Anyone who has been paying attention in technology has probably at least heard of 3D printing – little models, design accessories and even food are all possible. But since the early 2010s industrial design has become a lot more cost-effective with 3D printing. Peter Sander of Airbus tells Techworld that it is revolutionising aviation design.

On the way in to meeting Sander, who is in charge of emerging technologies and concepts at Airbus Germany, a ‘Beluga’ plane carrying Airbus parts to another facility scoots along and takes off from the sprawling factory’s built-in runway.


In 2010 these machines were getting industrial, that was the first big change,” Sander explains. “In 2012, it really starts. These printers are growing double the speed each year. All the companies are in competition, they do multi-laser systems… in 2014 it was possible to print engine blocks for cars, for engine development – this was a breakthrough.”

Now the possibilities of testing industrial 3D printing are, in many ways, more cost effective than the traditional approach to design. A machine containing one tonne of titanium powder (a dust-like material that is actually very fine, tiny metal balls, used for 3D printing) can print an engine block in about two weeks.

If that sounds like a long time, consider that after those two weeks a complete engine block is ready: this can then go into heat treatment along with the other processes before it’s finalised, and then it’s ready to be tested. If there are problems, adjustments can be made to the 3D model before trying again. The costs are low and the process quick compared to the old ways: for example, convincing a boss to greenlight a concept and then having to find the funding from somewhere. This new method is about as agile as manufacturing design gets.

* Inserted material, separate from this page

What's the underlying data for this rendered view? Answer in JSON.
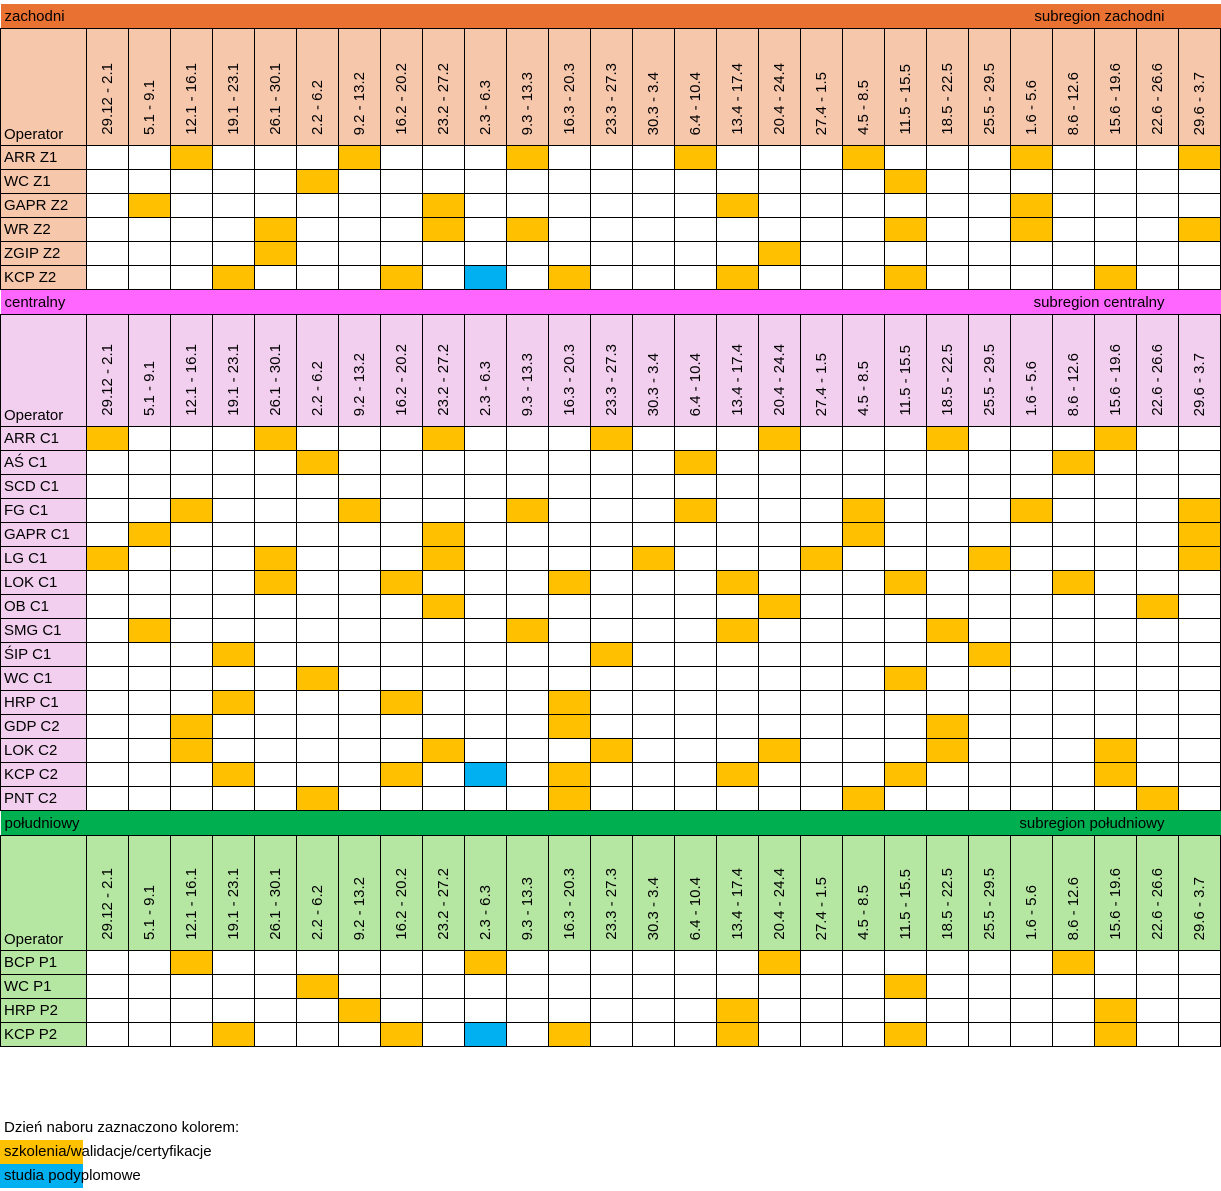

In aviation, one of the core challenges to efficiencies is in cutting down the weight of an aircraft. And according to Sander, the structures to take cues from are found in nature. Thanks to industrial 3D printing, experimenting with unorthodox structures is a plausible design experiment that doesn’t cost the earth.


A spoiler that takes inspiration from the water lily

Some clear practicalities that can be measured: 3D printing considerably cuts down on waste (traditional milling is at 95 percent waste; 3D printing with titanium powder is drastically less) and, following that, CO2 emissions. But there are also intriguing applications in experimenting with design.

Airbus created a 3D scan of a water lily, and now the company is copying the unique natural structure for spoilers, essentially brakes for the air that no longer have to conform to the mass-production methods that rely on the stringers and hinges you’d usually expect to see in planes, ships and trains.

No one thought it but this is more or less a copy of the design principle which is used in nature,” Sander explains. “Nature is only surviving with the minimum material to build, and the minimum of energy to live. That’s what nature does.

We try to understand nature – the original word is biomimicry. The first professorship is in Brehmen – Antonia Kesel – she explained to me we have around 20 million species of insects, animals, and so on. The world has looked at around 10,000, and they are using just 100 design principles, like the shark fin, and flying, of course.

So there is a potential pool of ideas from 20 million.”

We are investigating every part of an aircraft to see if it makes sense to use topology-optimised bionic design solutions,” Sander says, holding a tiny 3D-printed aluminium model of a plane’s chassis [pictured], of the same sort that might, engineering allowing, soar through the air in the not too distant future.